At the Bullets home, Capital Centre, they decidedly beat the Sonics 117-82 to force a winner-take-all game seven in Seattle.
“Wes and I became friends over three years and we would go out on the road — we go out to dinner together, keep each other out of trouble,” Herzog said.
“So the night before the seventh game in Seattle, we go to this restaurant and he orders liver smothered in mushrooms.”
“And I made a face, and he said ‘what’s the matter’ and I said, ‘I’m sorry, Wes. I can’t stand liver’ and he said, ‘I can’t either. Why do you think I had it smothered in mushrooms?’ Herzog continued.
“And I said, ‘Well, if you can’t stand it, why are you eating it?’ He said ‘Frank, ever since I was a kid, people have told me if you’ve got a big game, eat liver,’ I said my mom used to say before a big game, eat liver, I think of this is the biggest game of my life. So I’m going to eat liver.”

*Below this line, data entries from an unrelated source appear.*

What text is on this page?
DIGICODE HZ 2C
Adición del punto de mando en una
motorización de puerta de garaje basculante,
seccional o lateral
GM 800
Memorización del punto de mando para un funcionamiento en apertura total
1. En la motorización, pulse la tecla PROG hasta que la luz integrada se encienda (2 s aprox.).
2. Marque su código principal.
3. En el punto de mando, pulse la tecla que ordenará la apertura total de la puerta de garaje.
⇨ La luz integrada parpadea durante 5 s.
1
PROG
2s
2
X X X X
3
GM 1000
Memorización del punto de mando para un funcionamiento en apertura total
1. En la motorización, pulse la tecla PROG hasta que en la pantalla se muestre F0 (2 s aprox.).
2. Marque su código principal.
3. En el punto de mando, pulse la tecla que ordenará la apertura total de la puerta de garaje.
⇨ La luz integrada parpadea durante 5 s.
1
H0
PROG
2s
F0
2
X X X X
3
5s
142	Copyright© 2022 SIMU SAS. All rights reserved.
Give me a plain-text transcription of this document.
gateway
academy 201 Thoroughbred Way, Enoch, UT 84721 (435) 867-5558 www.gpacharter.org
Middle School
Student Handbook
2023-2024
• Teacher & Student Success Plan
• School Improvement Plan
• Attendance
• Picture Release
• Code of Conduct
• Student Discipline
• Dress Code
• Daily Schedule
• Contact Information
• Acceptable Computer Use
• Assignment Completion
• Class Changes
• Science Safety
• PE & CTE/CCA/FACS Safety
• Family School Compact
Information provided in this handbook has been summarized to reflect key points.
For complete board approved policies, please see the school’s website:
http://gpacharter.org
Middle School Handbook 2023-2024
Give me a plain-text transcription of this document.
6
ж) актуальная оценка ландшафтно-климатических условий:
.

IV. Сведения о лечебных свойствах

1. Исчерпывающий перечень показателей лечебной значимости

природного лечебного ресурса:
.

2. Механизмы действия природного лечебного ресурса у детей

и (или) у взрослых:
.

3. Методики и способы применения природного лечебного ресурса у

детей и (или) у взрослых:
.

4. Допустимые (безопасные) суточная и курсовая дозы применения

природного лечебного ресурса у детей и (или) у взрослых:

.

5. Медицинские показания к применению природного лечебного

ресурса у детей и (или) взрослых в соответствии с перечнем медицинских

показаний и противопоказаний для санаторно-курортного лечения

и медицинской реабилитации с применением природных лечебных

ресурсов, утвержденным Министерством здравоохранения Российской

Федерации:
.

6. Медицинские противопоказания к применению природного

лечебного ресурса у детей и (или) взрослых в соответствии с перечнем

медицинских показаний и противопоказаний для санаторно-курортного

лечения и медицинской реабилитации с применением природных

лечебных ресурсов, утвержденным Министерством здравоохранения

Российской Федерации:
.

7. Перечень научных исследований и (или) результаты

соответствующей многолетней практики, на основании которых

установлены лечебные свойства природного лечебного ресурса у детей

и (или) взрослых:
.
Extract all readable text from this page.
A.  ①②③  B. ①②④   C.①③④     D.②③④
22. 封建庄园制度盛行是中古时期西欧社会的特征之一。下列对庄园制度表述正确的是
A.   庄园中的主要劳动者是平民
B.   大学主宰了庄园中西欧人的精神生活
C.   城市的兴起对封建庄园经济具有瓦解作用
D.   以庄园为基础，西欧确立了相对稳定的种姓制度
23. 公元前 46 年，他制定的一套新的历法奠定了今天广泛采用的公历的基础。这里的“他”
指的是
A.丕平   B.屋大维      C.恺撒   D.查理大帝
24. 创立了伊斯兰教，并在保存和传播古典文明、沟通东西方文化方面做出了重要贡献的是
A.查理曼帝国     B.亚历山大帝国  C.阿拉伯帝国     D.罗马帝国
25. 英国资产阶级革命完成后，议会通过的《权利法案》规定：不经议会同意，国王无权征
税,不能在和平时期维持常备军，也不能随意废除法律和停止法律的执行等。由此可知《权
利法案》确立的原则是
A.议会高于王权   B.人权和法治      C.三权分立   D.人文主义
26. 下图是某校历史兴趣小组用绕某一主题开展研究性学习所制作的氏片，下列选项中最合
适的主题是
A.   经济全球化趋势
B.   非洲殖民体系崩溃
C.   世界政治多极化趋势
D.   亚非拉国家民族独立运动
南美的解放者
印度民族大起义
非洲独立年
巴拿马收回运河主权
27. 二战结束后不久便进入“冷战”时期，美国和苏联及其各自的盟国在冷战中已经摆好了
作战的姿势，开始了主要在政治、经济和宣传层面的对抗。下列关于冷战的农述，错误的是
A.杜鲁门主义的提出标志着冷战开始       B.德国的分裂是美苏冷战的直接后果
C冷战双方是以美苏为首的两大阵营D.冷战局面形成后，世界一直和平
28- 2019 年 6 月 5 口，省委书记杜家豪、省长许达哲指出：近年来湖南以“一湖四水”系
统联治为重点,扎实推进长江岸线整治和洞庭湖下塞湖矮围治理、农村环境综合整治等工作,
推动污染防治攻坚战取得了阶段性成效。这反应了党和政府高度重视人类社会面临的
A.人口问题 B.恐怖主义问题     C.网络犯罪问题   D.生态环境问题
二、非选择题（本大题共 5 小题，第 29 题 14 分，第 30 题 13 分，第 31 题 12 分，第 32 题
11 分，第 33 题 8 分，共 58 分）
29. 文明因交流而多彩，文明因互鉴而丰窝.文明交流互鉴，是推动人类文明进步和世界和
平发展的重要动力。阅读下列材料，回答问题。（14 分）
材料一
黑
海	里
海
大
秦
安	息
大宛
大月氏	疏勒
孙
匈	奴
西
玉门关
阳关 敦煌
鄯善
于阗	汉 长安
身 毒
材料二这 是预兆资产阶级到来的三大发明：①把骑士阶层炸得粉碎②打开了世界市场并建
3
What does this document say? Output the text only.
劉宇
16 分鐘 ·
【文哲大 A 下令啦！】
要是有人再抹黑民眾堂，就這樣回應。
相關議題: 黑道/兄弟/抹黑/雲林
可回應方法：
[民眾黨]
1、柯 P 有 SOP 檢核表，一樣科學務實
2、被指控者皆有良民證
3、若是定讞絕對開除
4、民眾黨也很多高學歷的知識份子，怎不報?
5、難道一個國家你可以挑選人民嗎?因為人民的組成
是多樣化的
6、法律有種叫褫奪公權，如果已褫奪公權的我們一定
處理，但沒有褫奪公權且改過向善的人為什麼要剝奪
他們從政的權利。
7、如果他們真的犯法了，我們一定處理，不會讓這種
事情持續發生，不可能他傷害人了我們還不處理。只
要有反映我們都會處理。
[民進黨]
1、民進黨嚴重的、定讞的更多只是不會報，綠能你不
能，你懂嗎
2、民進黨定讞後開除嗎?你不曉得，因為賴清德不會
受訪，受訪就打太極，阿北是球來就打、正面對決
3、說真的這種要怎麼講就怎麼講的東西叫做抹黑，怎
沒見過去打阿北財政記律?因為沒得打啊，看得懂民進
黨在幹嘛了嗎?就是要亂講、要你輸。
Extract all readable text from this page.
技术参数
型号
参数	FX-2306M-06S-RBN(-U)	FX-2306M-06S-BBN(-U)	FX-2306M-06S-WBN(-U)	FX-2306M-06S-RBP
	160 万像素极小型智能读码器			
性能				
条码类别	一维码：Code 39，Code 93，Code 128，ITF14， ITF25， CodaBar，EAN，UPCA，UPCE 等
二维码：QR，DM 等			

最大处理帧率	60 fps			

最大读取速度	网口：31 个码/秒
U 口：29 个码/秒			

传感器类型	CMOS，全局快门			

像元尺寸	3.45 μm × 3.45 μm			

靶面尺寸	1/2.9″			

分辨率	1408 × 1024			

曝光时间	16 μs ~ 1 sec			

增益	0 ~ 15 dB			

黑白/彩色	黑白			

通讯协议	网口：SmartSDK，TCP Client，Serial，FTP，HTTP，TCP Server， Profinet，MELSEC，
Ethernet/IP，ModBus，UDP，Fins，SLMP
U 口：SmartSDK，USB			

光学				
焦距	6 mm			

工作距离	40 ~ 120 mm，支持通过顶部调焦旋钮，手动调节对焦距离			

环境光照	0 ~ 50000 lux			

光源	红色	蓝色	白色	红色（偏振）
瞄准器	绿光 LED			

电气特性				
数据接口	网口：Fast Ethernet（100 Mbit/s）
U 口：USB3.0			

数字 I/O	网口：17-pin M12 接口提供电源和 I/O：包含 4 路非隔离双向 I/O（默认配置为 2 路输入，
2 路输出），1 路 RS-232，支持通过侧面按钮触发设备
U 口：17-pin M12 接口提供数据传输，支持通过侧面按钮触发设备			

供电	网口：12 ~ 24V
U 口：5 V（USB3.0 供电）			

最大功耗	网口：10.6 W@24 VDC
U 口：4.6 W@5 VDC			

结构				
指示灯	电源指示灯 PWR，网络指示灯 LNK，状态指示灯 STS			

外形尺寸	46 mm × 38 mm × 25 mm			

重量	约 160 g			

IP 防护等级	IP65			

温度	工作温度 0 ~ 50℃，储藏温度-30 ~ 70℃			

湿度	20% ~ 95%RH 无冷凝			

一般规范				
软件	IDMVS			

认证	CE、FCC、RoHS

While my dad and I listened on the radio to Herzog’s calls on WTOP, Unseld came through in the biggest game of his life.
The future Hall of Famer grabbed nine rebounds and nine assists and the Bullets prevailed 105-99 over the Sonics to win game seven and deliver D.C. its first major sports title in 36 years — since the Redskins NFL championship in 1942.
Herzog went on to broadcast the Redskins on radio including three Super Bowl wins, but he breaks into a big smile when he thinks about his days with the Bullets, especially that wild 1978 championship season.
“There were times when you just look at them and you said ‘What is going on?’” Herzog said.
“How could you win the other game so big and lose this win so badly, but that’s the way they were all year long. I mean they used to drive (head coach) Dick Motta nuts because they would do things and he would go ‘What is going on? I thought these were All-Stars.’”
In the end, the Bullets were champions. I know I can still feel my dad’s hug and the sound of that black radio as we danced on the linoleum.